Librement inspiré de l’affaire Geneviève Lhermitte (pour rappel, la mère nivelloise qui a tué ses cinq enfants, avant de rater son suicide en 2007), A perdre la raison pose la question du pourquoi de l’infanticide, ou plutôt du comment. Le sujet est délicat, non seulement par son propos mais surtout parce qu’il surfe sur la vague d’un fait divers récent. Cela lui a d’ailleurs été suffisamment reproché.
Pourtant, Joachim Lafosse le répète, c’est une fiction. La réalité ne l’intéresse que dans la mesure où elle peut fournir des mythes adaptables sur grand écran. En entendant relater le quintuple infanticide dans sa voiture, alors qu’il venait d’apprendre qu’il était papa, le réalisateur a senti qu’il y avait des leçons d’humanité à en tirer. Le contre-coup de l’affaire Lhermitte est tel que l’opinion publique crie au monstre, avant que le procès ne mette en lumière la possible responsabilité du Docteur et du mari (thèse cependant non suivie par le jury). Déjà à l’époque, Lafosse s’intéresse à cette femme et veut en faire son personnage. Il lui faudra plusieurs années pour mettre au point avec ses coscénaristes un scénario qui puisse passer en salle. Une première version chargeant plus le Docteur sera, par exemple, atténuée.

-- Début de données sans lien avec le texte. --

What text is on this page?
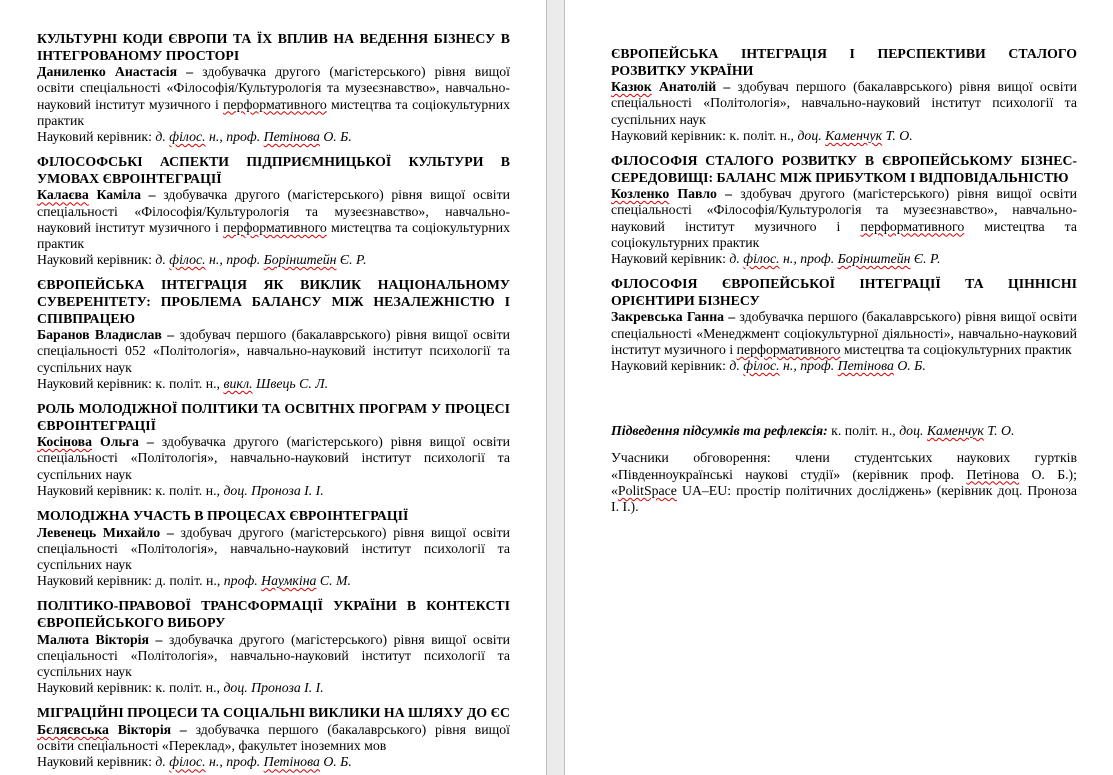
КУЛЬТУРНІ КОДИ ЄВРОПИ ТА ЇХ ВПЛИВ НА ВЕДЕННЯ БІЗНЕСУ В ІНТЕГРОВАНОМУ ПРОСТОРІ

Даниленко Анастасія – здобувачка другого (магістерського) рівня вищої освіти спеціальності «Філософія/Культурологія та музеєзнавство», навчально-науковий інститут музичного і перформативного мистецтва та соціокультурних практик

Науковий керівник: д. філос. н., проф. Петінова О. Б.

ФІЛОСОФСЬКІ АСПЕКТИ ПІДПРИЄМНИЦЬКОЇ КУЛЬТУРИ В УМОВАХ ЄВРОІНТЕГРАЦІЇ

Калаєва Каміла – здобувачка другого (магістерського) рівня вищої освіти спеціальності «Філософія/Культурологія та музеєзнавство», навчально-науковий інститут музичного і перформативного мистецтва та соціокультурних практик

Науковий керівник: д. філос. н., проф. Борінштейн Є. Р.

ЄВРОПЕЙСЬКА ІНТЕГРАЦІЯ ЯК ВИКЛИК НАЦІОНАЛЬНОМУ СУВЕРЕНІТЕТУ: ПРОБЛЕМА БАЛАНСУ МІЖ НЕЗАЛЕЖНІСТЮ І СПІВПРАЦЕЮ

Баранов Владислав – здобувач першого (бакалаврського) рівня вищої освіти спеціальності 052 «Політологія», навчально-науковий інститут психології та суспільних наук

Науковий керівник: к. політ. н., викл. Швець С. Л.

РОЛЬ МОЛОДІЖНОЇ ПОЛІТИКИ ТА ОСВІТНІХ ПРОГРАМ У ПРОЦЕСІ ЄВРОІНТЕГРАЦІЇ

Косінова Ольга – здобувачка другого (магістерського) рівня вищої освіти спеціальності «Політологія», навчально-науковий інститут психології та суспільних наук

Науковий керівник: к. політ. н., доц. Проноза І. І.

МОЛОДІЖНА УЧАСТЬ В ПРОЦЕСАХ ЄВРОІНТЕГРАЦІЇ

Левенець Михайло – здобувач другого (магістерського) рівня вищої освіти спеціальності «Політологія», навчально-науковий інститут психології та суспільних наук

Науковий керівник: д. політ. н., проф. Наумкіна С. М.

ПОЛІТИКО-ПРАВОВОЇ ТРАНСФОРМАЦІЇ УКРАЇНИ В КОНТЕКСТІ ЄВРОПЕЙСЬКОГО ВИБОРУ

Малюта Вікторія – здобувачка другого (магістерського) рівня вищої освіти спеціальності «Політологія», навчально-науковий інститут психології та суспільних наук

Науковий керівник: к. політ. н., доц. Проноза І. І.

МІГРАЦІЙНІ ПРОЦЕСИ ТА СОЦІАЛЬНІ ВИКЛИКИ НА ШЛЯХУ ДО ЄС

Бєляєвська Вікторія – здобувачка першого (бакалаврського) рівня вищої освіти спеціальності «Переклад», факультет іноземних мов

Науковий керівник: д. філос. н., проф. Петінова О. Б.

ЄВРОПЕЙСЬКА ІНТЕГРАЦІЯ І ПЕРСПЕКТИВИ СТАЛОГО РОЗВИТКУ УКРАЇНИ

Казюк Анатолій – здобувач першого (бакалаврського) рівня вищої освіти спеціальності «Політологія», навчально-науковий інститут психології та суспільних наук

Науковий керівник: к. політ. н., доц. Каменчук Т. О.

ФІЛОСОФІЯ СТАЛОГО РОЗВИТКУ В ЄВРОПЕЙСЬКОМУ БІЗНЕС-СЕРЕДОВИЩІ: БАЛАНС МІЖ ПРИБУТКОМ І ВІДПОВІДАЛЬНІСТЮ

Козленко Павло – здобувач другого (магістерського) рівня вищої освіти спеціальності «Філософія/Культурологія та музеєзнавство», навчально-науковий інститут музичного і перформативного мистецтва та соціокультурних практик

Науковий керівник: д. філос. н., проф. Борінштейн Є. Р.

ФІЛОСОФІЯ ЄВРОПЕЙСЬКОЇ ІНТЕГРАЦІЇ ТА ЦІННІСНІ ОРІЄНТИРИ БІЗНЕСУ

Закревська Ганна – здобувачка першого (бакалаврського) рівня вищої освіти спеціальності «Менеджмент соціокультурної діяльності», навчально-науковий інститут музичного і перформативного мистецтва та соціокультурних практик

Науковий керівник: д. філос. н., проф. Петінова О. Б.

Підведення підсумків та рефлексія: к. політ. н., доц. Каменчук Т. О.

Учасники обговорення: члени студентських наукових гуртків «Південноукраїнські наукові студії» (керівник проф. Петінова О. Б.); «PolitSpace UA–EU: простір політичних досліджень» (керівник доц. Проноза І. І.).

En ressort donc un film terriblement humain, qui montre à voir la chute lente et douloureuse d’une femme meurtrie par son environnement, au point que les meurtrissures ne peuvent trouver d’apaisement que dans le meurtre. Là réside toute la finesse de Joachim Lafosse : accompagner d’une caméra discrète la décomposition dépressive d’une mère paumée. Et le réalisateur est servi par un jeu d’acteur sublime, Emilie Dequenne en tête, qui campe un déclin hors du commun. Comme dans Rosetta, il y a dix ans de cela, la performance est magistrale et lui a d’ailleurs valu le Prix de la Meilleure Actrice dans la catégorie Un Certain Regard du Festival de Cannes. Tourner avec ses compatriotes lui réussit plutôt bien.
On y croit. On sourit au bonheur du jeune couple, à la générosité du Docteur, à la première naissance. Puis, on est dérangé par le piège qui se referme, par les compromis pervers qui s’instaurent, par le mal-être de Murielle. Au point que la fin atroce (sublimée par le hors champ) s’impose au spectateur. Et c’est peut-être le plus déstabilisant et en même temps la plus grande preuve de la maîtrise du réalisateur.
Pari réussi donc, mise en scène efficace, montage elliptique, musique qui prend aux tripes, particulièrement le Mentre io Godo in dolce oblio de Scarlatti, leitmotiv fabuleusement infernal.
Une belle leçon de cinéma belge. Si vous n’avez pas peur de l’émotion, n’hésitez donc pas.